Ao responder, Medeiros afirmou que a origem política de quem recebe os recursos não seria o ponto central da discussão. “O dinheiro do Vorcaro só é sujo quando ele financia crimes e quando compra autoridades”, declarou.
A pergunta ocorre em meio à divulgação de novos documentos da Polícia Federal que detalham a relação entre Vorcaro e o senador Flávio Bolsonaro (PL-RJ). Relatórios tornados públicos apontam uma sequência de contatos, ligações e possíveis encontros entre os dois durante as tratativas para financiar o filme “Dark Horse”, cinebiografia sobre o ex-presidente Jair Bolsonaro.

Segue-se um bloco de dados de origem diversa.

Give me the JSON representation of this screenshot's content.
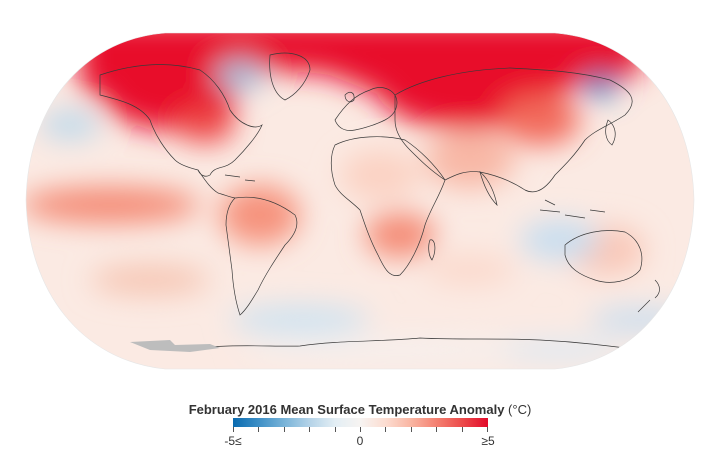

Segundo relatório da PF divulgado pela Agência Brasil, Flávio pediu cerca de R$ 131 milhões a Vorcaro para a produção do longa, e aproximadamente R$ 60 milhões teriam sido pagos.
A proximidade entre Flávio e Vorcaro também aparece em mensagens recuperadas pelos investigadores. Em uma delas, enviada em novembro de 2025, Flávio tratou o banqueiro como “irmão” e afirmou que estaria ao lado dele. Áudios divulgados anteriormente também mostram o senador cobrando parcelas que estariam atrasadas para a produção do filme.
Flávio reconheceu que negociou o financiamento com Vorcaro, mas sustenta que não ofereceu vantagens, não intermediou negócios com o governo e não recebeu dinheiro ou benefício pessoal do banqueiro. O senador afirma ainda que conheceu Vorcaro quando, segundo ele, não havia acusações públicas contra o então dono do Banco Master.